Ты лежишь на дне пропасти, и звезды светят холодно и радужно со смоляных небес, и я сижу над Тобой, и голова Твоя — на моих коленях, и руки мои обнимают Тебя, и лицо мое восходит над Твоим недвижным лицом.
Ты упал в пропасть, а я сама спустилась к Тебе в черноту, сюда, на острые, как рубила, камни, занесенные снегом, и я сижу над Тобой, и я держу Тебя на руках, и я целую Тебя в холодное лицо, и я пою песню над Тобой.
Кто Ты мне?! Муж?! Сын?!.. Возлюбленный… Просто — солдат?.. и имени Твоего я не знаю… не помню… Я любила Тебя. Я люблю Тебя.
Мы одни на дне пропасти. Мрак. Мороз. Звезды неистово горят в бездонной яме неба. Горы стоят вокруг нас краями чаши. Мы с Тобой — Хлеб и Кровь. Мы — Причастие. Нас не найдут.
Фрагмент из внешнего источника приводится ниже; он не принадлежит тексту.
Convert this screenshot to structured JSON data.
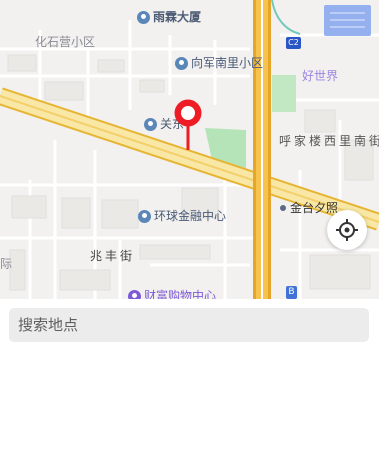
{
  "map": {
    "pois": [
      {
        "name": "雨霖大厦",
        "color": "#5a6a86"
      },
      {
        "name": "向军南里小区",
        "color": "#4a5a78"
      },
      {
        "name": "环球金融中心",
        "color": "#4a5a78"
      },
      {
        "name": "财富购物中心",
        "color": "#7d5ad6"
      },
      {
        "name": "关东",
        "color": "#5a6a86"
      }
    ],
    "labels": {
      "district_left": "化石营小区",
      "district_right": "好世界",
      "street_right": "呼家楼西里南街",
      "street_left": "兆丰街",
      "metro": "金台夕照",
      "edge_fragment": "际"
    },
    "badges": {
      "ring_road": "C2",
      "bus_stop": "B"
    }
  },
  "marker": {
    "color": "#ee1c24"
  },
  "controls": {
    "locate_icon": "crosshair-icon"
  },
  "search": {
    "placeholder": "搜索地点",
    "value": ""
  }
}
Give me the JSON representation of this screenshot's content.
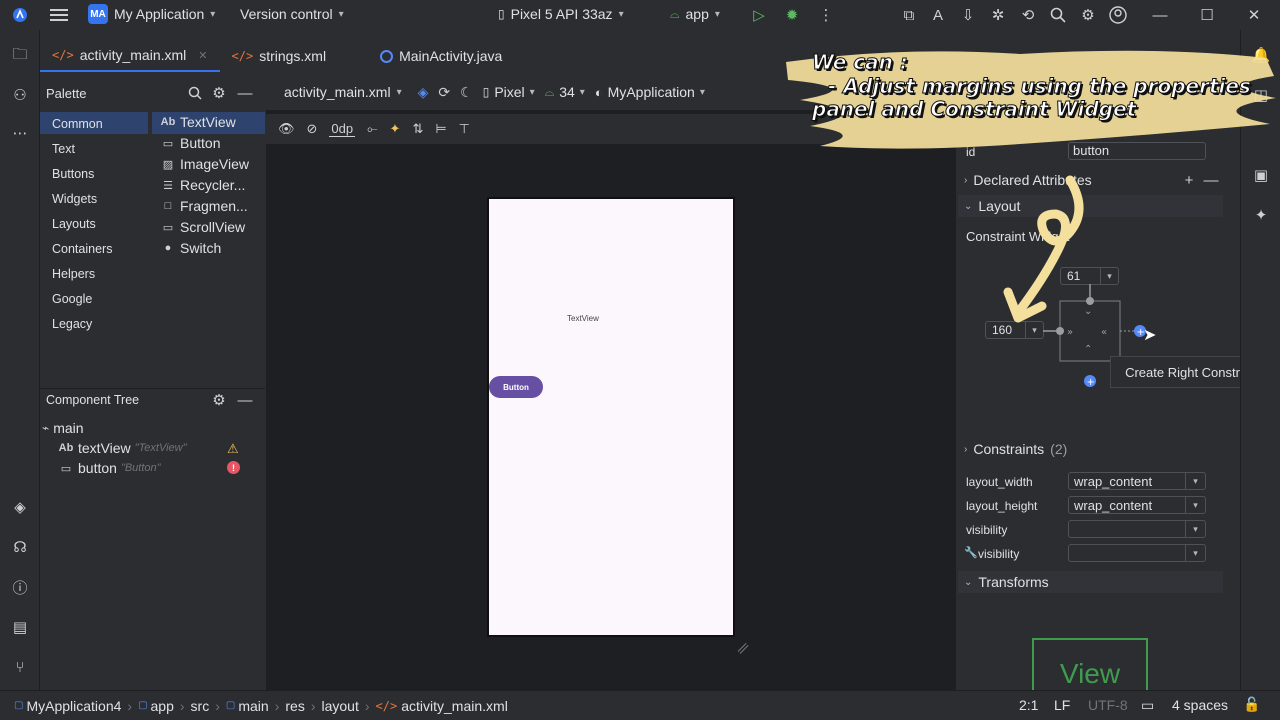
{
  "topbar": {
    "project_badge": "MA",
    "project_name": "My Application",
    "vcs": "Version control",
    "device": "Pixel 5 API 33az",
    "run_config": "app"
  },
  "tabs": [
    {
      "label": "activity_main.xml"
    },
    {
      "label": "strings.xml"
    },
    {
      "label": "MainActivity.java"
    }
  ],
  "palette": {
    "title": "Palette",
    "categories": [
      "Common",
      "Text",
      "Buttons",
      "Widgets",
      "Layouts",
      "Containers",
      "Helpers",
      "Google",
      "Legacy"
    ],
    "items": [
      {
        "glyph": "Ab",
        "label": "TextView"
      },
      {
        "glyph": "▭",
        "label": "Button"
      },
      {
        "glyph": "▨",
        "label": "ImageView"
      },
      {
        "glyph": "☰",
        "label": "Recycler..."
      },
      {
        "glyph": "□",
        "label": "Fragmen..."
      },
      {
        "glyph": "▭",
        "label": "ScrollView"
      },
      {
        "glyph": "●",
        "label": "Switch"
      }
    ]
  },
  "component_tree": {
    "title": "Component Tree",
    "root": "main",
    "children": [
      {
        "glyph": "Ab",
        "name": "textView",
        "sub": "\"TextView\""
      },
      {
        "glyph": "▭",
        "name": "button",
        "sub": "\"Button\""
      }
    ]
  },
  "design_toolbar": {
    "file": "activity_main.xml",
    "device": "Pixel",
    "api": "34",
    "theme": "MyApplication",
    "margin": "0dp"
  },
  "preview": {
    "textview": "TextView",
    "button": "Button"
  },
  "attributes": {
    "id_label": "id",
    "id_value": "button",
    "declared": "Declared Attributes",
    "layout": "Layout",
    "constraint_widget": "Constraint Widget",
    "top_margin": "61",
    "left_margin": "160",
    "constraints": "Constraints",
    "constraints_count": "(2)",
    "rows": [
      {
        "label": "layout_width",
        "value": "wrap_content"
      },
      {
        "label": "layout_height",
        "value": "wrap_content"
      },
      {
        "label": "visibility",
        "value": ""
      },
      {
        "label": "visibility",
        "value": ""
      }
    ],
    "transforms": "Transforms",
    "view_label": "View"
  },
  "tooltip": "Create Right Constraint",
  "annotation": {
    "line1": "We can :",
    "line2": "- Adjust margins using the properties",
    "line3": "panel and Constraint Widget"
  },
  "statusbar": {
    "crumbs": [
      "MyApplication4",
      "app",
      "src",
      "main",
      "res",
      "layout",
      "activity_main.xml"
    ],
    "position": "2:1",
    "line_sep": "LF",
    "encoding": "UTF-8",
    "indent": "4 spaces"
  }
}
Нас не спасут.
Я держу Твою любимую голову на моих коленях и пою, пою Тебе о том, что я, женщина, буду любить Тебя, солдата, всегда, даже если и горы рухнут на нас, и тела наши вороны исклюют, и косточки наши зимний ветер развеет.
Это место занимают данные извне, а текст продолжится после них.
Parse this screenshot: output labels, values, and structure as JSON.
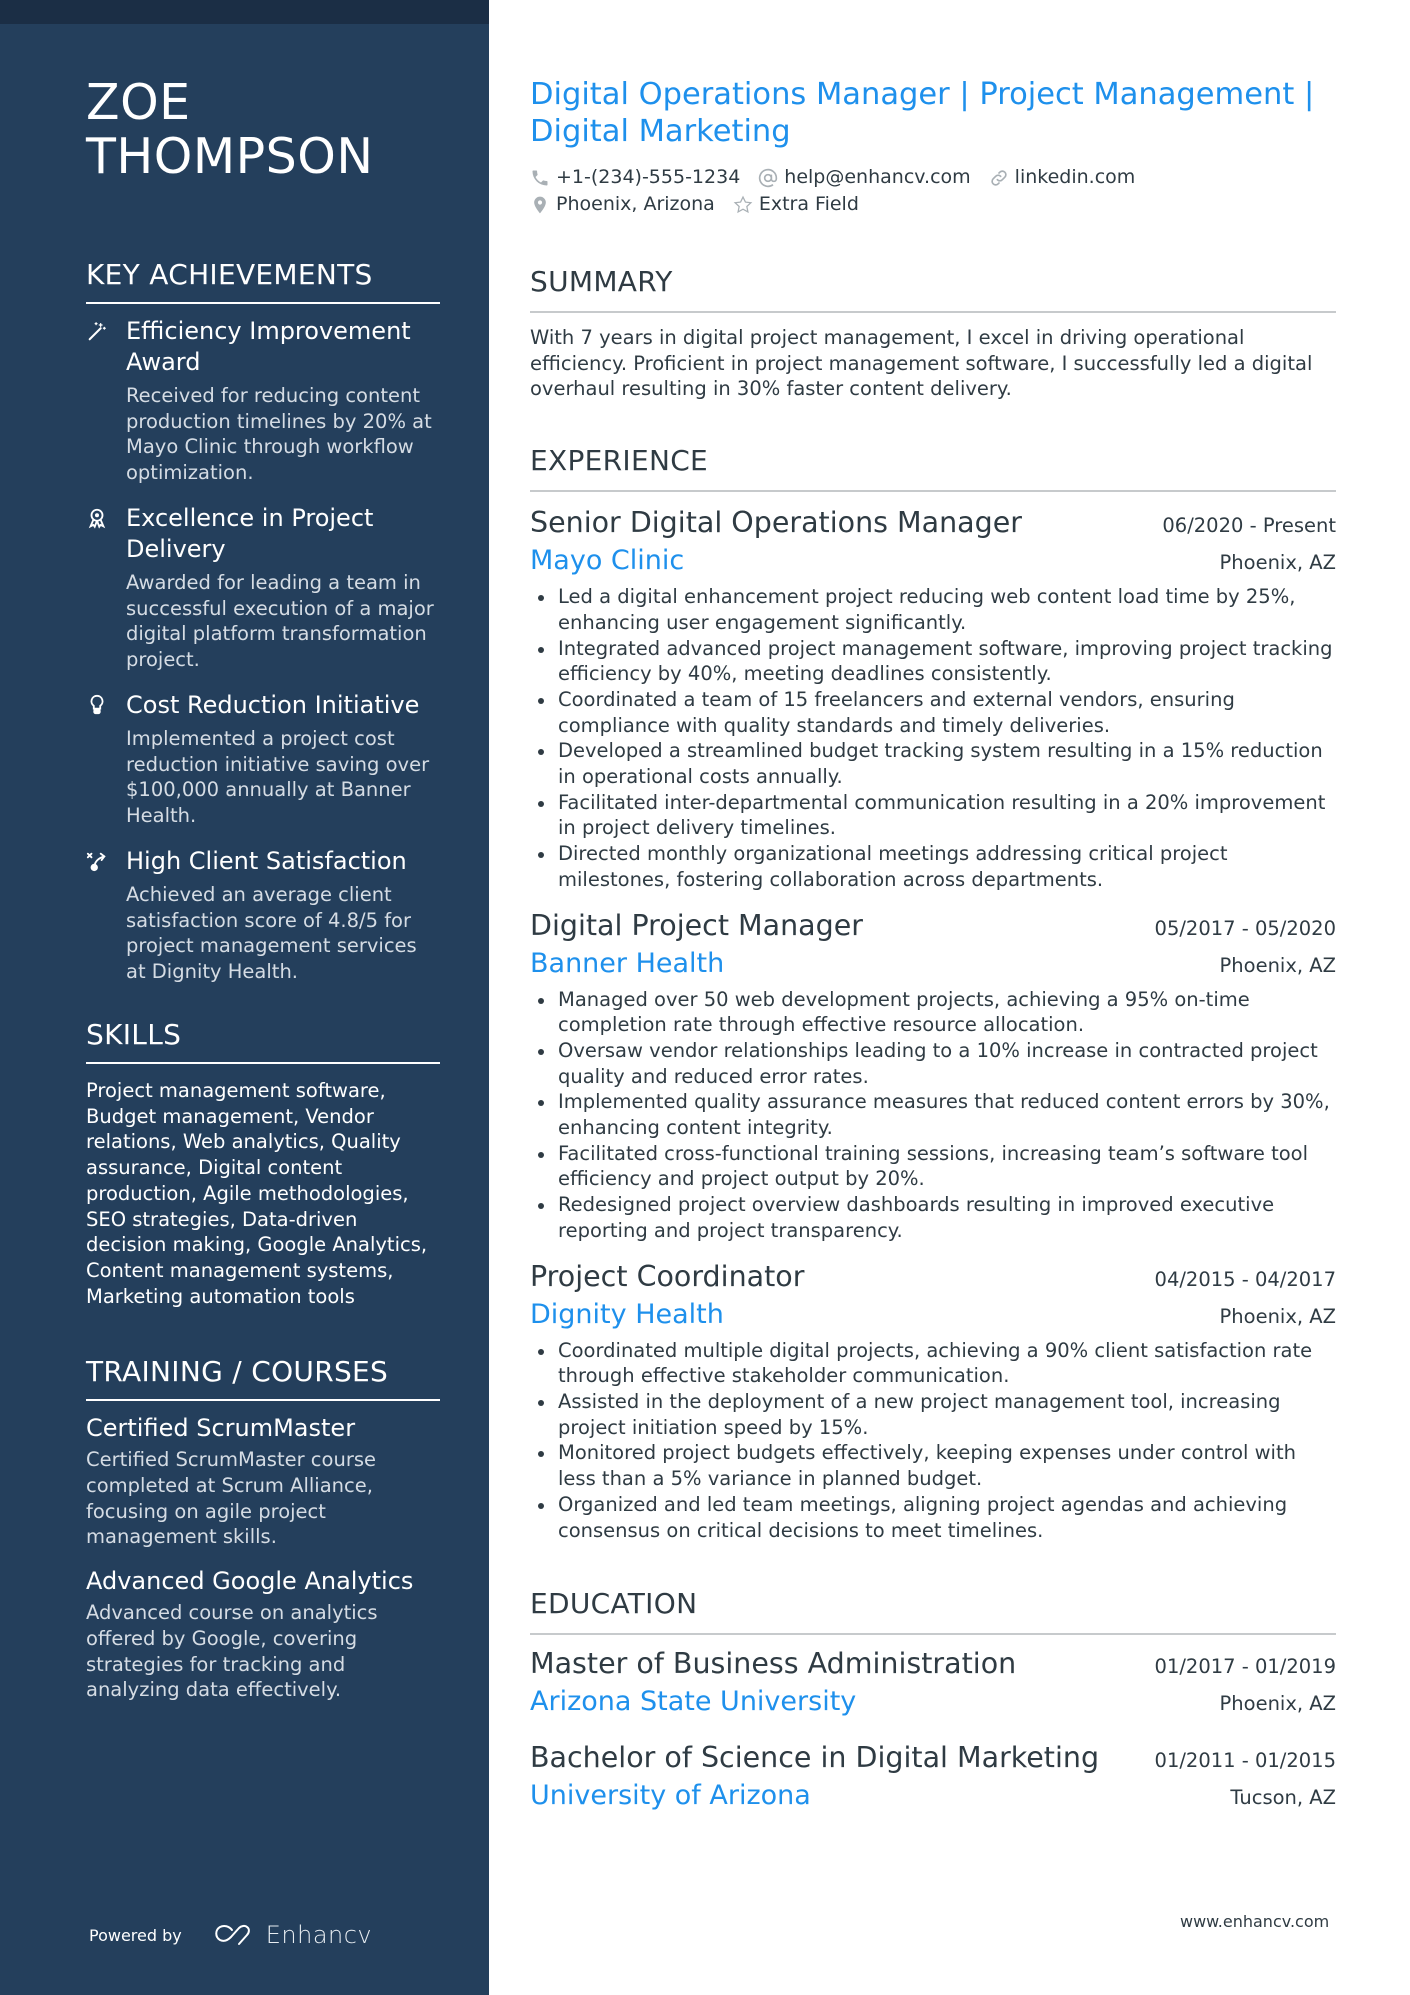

И вокруг тишина, такая тишина. И уже не стучит барабан. Льдина утонула в Озере. Барабанщик утонул. Палочки утонули.
И Тень Стрелы Отца, видишь, прошла над горами, над Гольцом Подлунным, над синим льдом великого Озера.
Синева торжествующего зимнего дня обливала из опрокинутой кадки неба бычьи головы церквей, покрытые сизым слоем инея крыши домов-пряников, и незримая рука кидала, швыряла со стрех и куполов в бездну, в синюю высь ворон и сорок, и воробьев, и голубей, как крохи ржаного хлеба, и они рассыпались по небу, летели, умирая и падая камнем, и взмывали снова в небо у самой земли — они были птицы, они не могли разбиться. Рынок, рынок! Он гудел и плясал. Он катился под ноги упавшими с лотков солеными помидорами и золотыми заморскими дынями; он вихрился паром от клубней вареной картошки, посыпанной жареным лучком, перчиком, гвоздичным корнем, ломтиками чеснока, и торговки, катая картофелины на руке, гортанно кричали: «А вот картошечка горячая, без глазков, незрячая!.. Откусишь — рот обожжешь, до чего чеснок хорош!..» А рядом восточный черный человек, разламывая горским ножом красные гранаты, их темно-розовую кожуру и ярко-алые, кровавые зерна, блажил в нос, гундосо: «Вот он, вот он, свэжий, сладкий, плод заколдованный, приносящий лубов!.. Одно зэрнышко — под язык — и ты счастлив, молод или старик!..» Рынок пел песни, ругательные смешные частушки, и хохотал до упаду; рынок прожигал ненавидящими глазами воришку, норовившего урвать с прилавка кусок, шмат чужого — а воришка-то голодный, глаза впалые на изможденной роже горят безумьем, о, дай ты ему пожрать, жадная тетка с картошкой, кинь горячий клубень, пусть подавится!.. Рынок сверкал и взрывался гомоном и птичьим клекотом; пересмешками молоденьких шлюшек, ловящих себе поживу среди азийских торговцев, и жалобами-плачами старух, торгующих квашеной капустой из пропахших вечной кислотою бочек; рынок плакал и божился, рынок тащил на горбу ящики и тюки и тихо молился, целуя выпростанный из-под шубы, из-под овечьего тулупа нательный крестик: Боженька мой, сделай так, чтобы я продала тут все, что привезла, и чтоб меня не слишком ругал муж, и чтоб он не побил меня за то, что мало денег обратно с рынка везу; ведь я же не Царица рынка, меня тут забили, затерли, в дальние ряды отодвинули… а я все равно продаю свое! Бери мой товар, ты, с толстым карманом!.. Счастье себе купишь… не прогадаешь…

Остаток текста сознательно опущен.